My +10% is on the set inflation and is NOT a "Safety Factor" in the normal sense. We know that tire inflation changes by about 2% for each 10°F change in temperature. The intent of this "Flex Range" of inflation is to avoid the need to mess with inflation on a daily basis.
Assume you needed 70 psi to support your heaviest ever expected load (this is why we say get on the scales when fully loaded to your heaviest). So assume you set your inflation to 70 psi and the Ambient temperature is 80F. What happens the next day if the ambient drops to 70F? Your tire pressure will have dropped by 2% to about 68psi which is below what is needed to support the measured heavy load. So you get out and increase your tire pressure back up to 70psi. A few days later it's 90F so tire pressure is now (90F - 70F = 20F so 2% per 10F = 4% increase of the 70 psi so now your tires are at about 73 psi cold so you drop your tire pressure.

See the problem? You are messing around with your tire pressure. almost every day.

However if you have a +10% "Flex Range" above your needed inflation, or in our example + 7 psi You can ignore the day to day pressure variation unless or until the temperature has dropped 50°F.

Tires can tolerate the increase in pressure with essentially no damage but low pressure can result in increased operating temperature which accelerates the "aging" of the belt rubber which can shorten tire life.

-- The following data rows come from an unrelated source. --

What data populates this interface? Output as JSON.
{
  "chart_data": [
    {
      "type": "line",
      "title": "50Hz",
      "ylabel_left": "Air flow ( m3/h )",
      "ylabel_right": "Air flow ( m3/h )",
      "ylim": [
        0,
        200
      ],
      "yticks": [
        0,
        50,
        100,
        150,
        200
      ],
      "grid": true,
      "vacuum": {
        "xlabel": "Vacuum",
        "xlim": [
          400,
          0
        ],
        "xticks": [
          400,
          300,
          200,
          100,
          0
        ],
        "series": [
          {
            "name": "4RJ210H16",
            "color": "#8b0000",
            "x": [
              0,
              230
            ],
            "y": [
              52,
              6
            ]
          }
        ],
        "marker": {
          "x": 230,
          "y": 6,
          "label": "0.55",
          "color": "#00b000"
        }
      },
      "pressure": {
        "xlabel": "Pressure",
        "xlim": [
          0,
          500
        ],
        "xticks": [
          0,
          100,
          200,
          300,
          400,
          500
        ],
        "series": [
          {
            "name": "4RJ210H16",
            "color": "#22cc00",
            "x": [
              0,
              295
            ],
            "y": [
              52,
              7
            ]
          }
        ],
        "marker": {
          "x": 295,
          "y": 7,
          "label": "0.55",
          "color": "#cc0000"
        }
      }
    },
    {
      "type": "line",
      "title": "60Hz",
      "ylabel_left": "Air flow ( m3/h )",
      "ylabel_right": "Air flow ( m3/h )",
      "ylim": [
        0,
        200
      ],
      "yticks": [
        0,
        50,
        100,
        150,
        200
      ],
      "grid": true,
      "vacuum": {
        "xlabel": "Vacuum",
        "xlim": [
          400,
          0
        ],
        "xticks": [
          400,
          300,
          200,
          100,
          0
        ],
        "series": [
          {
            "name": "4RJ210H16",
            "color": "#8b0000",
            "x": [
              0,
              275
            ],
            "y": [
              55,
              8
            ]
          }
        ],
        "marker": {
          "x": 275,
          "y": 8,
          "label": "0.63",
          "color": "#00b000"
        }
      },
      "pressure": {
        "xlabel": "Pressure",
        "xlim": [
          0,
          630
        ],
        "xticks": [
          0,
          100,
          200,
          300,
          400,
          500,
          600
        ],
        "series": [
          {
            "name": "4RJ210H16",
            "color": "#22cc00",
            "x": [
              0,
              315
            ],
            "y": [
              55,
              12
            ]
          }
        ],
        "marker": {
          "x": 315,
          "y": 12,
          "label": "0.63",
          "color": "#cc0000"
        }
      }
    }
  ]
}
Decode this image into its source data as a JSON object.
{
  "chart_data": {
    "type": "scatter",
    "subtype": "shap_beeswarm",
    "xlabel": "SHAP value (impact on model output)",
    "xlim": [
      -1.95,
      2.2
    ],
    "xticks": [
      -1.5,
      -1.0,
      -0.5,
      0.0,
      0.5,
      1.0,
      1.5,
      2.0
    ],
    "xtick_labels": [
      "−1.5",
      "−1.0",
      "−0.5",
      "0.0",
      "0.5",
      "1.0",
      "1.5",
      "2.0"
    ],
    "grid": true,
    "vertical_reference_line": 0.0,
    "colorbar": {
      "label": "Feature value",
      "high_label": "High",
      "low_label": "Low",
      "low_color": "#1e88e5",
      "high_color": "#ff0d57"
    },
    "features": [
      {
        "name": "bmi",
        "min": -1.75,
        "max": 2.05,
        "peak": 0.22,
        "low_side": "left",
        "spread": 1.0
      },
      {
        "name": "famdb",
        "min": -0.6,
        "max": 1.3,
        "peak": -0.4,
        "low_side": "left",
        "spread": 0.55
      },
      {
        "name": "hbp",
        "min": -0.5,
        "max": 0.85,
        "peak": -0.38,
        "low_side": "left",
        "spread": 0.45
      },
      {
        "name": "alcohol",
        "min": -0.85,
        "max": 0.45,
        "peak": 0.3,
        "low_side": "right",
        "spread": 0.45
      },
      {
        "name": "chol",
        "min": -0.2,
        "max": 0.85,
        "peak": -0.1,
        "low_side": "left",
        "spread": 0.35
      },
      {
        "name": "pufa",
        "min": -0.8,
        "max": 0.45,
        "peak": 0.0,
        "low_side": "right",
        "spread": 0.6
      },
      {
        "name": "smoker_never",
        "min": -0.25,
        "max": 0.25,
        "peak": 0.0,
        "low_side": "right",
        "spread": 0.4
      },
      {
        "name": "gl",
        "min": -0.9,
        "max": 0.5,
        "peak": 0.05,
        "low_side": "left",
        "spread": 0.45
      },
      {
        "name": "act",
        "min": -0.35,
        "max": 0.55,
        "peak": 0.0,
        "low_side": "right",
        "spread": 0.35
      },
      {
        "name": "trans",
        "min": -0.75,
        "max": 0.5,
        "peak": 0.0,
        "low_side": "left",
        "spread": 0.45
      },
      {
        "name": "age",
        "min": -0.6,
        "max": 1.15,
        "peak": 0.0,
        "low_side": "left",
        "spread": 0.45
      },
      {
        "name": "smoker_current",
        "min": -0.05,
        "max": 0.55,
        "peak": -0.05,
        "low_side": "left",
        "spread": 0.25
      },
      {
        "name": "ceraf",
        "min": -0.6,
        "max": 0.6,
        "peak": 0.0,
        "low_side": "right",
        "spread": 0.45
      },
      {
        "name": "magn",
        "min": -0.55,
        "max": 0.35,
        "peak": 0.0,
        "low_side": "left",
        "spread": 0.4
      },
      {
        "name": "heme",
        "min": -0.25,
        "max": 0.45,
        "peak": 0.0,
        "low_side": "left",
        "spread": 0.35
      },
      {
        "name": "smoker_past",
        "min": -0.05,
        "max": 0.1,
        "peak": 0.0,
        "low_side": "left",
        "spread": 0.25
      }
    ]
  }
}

Also if you have to mess with your tires a lot, soon you will tire of the chore and stop monitoring and adjusting tire pressure which can lead to low inflation. This extra work can get old quickly and then you stop checking and setting your pressure. I Do Not Want That to happen.

RE center wear. That was an issue with bias tires but I do wonder what micrometer you are using to measure tire tread wear to 0.001" especially given that tire tread wear is normally in the .001" per 1,000 mile range and I doubt that your pressure remains constant over each thousand miles operation. Road surface (concrete vs asphalt) has a much bigger impact on tread wear.